By The Nation
Weerachai, together with police officers and Food and Drug Administration (FDA) officials, conducted the search at 8.30am at Kalow Rich Inter Co Ltd’s three-storey commercial building in Soi Charansanidwong 75.
The company is accused of manufacturing and distributing sibutramine-laced food-supplement products for weight loss.
A man, Jensan Techasuriyanant, was identified as the firm’s managing director.
The raid found 700 boxes of products worth Bt1.365 million on the premises, Weerachai said.
He also commented that the company’s social-media post claiming that the batch that police had tested and found to contain sibutramine was a copycat product, was believed to have been a tactic to defend the company in court.

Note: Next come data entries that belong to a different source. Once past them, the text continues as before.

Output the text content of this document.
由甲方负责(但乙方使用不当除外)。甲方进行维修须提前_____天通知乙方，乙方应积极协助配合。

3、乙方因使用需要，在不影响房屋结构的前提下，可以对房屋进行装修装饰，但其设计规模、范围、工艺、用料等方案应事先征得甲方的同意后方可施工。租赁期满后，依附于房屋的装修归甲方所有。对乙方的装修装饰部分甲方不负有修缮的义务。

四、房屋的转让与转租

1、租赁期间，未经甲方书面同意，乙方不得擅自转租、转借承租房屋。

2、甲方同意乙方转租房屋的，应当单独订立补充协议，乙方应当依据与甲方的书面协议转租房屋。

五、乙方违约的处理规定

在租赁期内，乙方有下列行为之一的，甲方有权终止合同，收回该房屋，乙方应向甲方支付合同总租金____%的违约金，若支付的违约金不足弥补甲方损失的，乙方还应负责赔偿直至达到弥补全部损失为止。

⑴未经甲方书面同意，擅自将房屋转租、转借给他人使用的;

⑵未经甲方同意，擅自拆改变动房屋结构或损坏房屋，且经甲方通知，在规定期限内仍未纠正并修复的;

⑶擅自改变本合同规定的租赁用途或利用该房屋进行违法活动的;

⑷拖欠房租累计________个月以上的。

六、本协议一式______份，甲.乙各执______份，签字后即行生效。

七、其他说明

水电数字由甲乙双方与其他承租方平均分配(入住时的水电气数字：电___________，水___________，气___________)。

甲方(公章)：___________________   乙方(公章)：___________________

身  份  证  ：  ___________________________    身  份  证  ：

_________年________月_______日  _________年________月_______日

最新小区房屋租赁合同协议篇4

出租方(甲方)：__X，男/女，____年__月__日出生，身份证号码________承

Besides the Bang Phlat location, another team of police also raided two houses belonging to Kalow Rich Inter in Phasi Charoen district, where they found a combined 268,200 empty boxes, ready for packaging, the deputy police chief said.

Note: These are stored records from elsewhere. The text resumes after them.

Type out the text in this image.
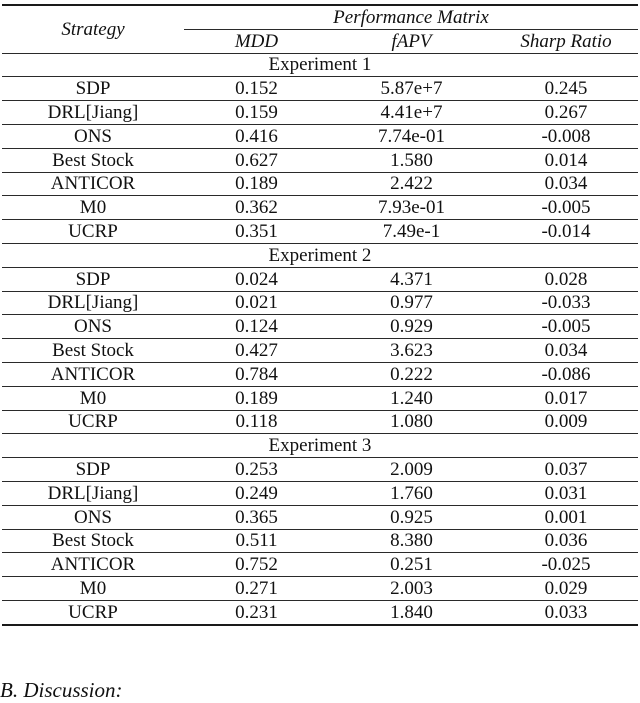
Strategy	Performance Matrix		
	MDD	fAPV	Sharp Ratio
Experiment 1			
SDP	0.152	5.87e+7	0.245
DRL[Jiang]	0.159	4.41e+7	0.267
ONS	0.416	7.74e-01	-0.008
Best Stock	0.627	1.580	0.014
ANTICOR	0.189	2.422	0.034
M0	0.362	7.93e-01	-0.005
UCRP	0.351	7.49e-1	-0.014
Experiment 2			
SDP	0.024	4.371	0.028
DRL[Jiang]	0.021	0.977	-0.033
ONS	0.124	0.929	-0.005
Best Stock	0.427	3.623	0.034
ANTICOR	0.784	0.222	-0.086
M0	0.189	1.240	0.017
UCRP	0.118	1.080	0.009
Experiment 3			
SDP	0.253	2.009	0.037
DRL[Jiang]	0.249	1.760	0.031
ONS	0.365	0.925	0.001
Best Stock	0.511	8.380	0.036
ANTICOR	0.752	0.251	-0.025
M0	0.271	2.003	0.029
UCRP	0.231	1.840	0.033
B. Discussion:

Meanwhile, police will soon proceed with legal action against Thai celebrities who appeared in advertisements for the products in question, along with the person who wrote the script for the ads, he added.
FDA executive and pharmacist Supattra Boonserm said that, besides the sibutramine that the agency had made illegal in Thailand, the authorities had found two other medicines as additional ingredients in the product: an antidepressant called fluoxetine, and a fat-blocking medicine called orlistat.
Both substances – whose origins would later be determined in a police investigation – could be harmful if they are taken for a prolonged period, she said, adding that the FDA only allowed certain factories to manufacture products with these two pharmaceuticals and did not permit food supplements to contain either of them.
As the initial probe found that Kalow Rich Inter had obtained a product-manufacturing licence, but allegedly added sibutramine and two other substances since 2017, the FDA would check the product for further evidence to prosecute Jensan, Supattra explained.
She also said the public should be aware that the FDA had never approved any products claiming to slim a person down in just three to seven days.
No food supplement should cause palpitations or loss of appetite as side effects, she stressed.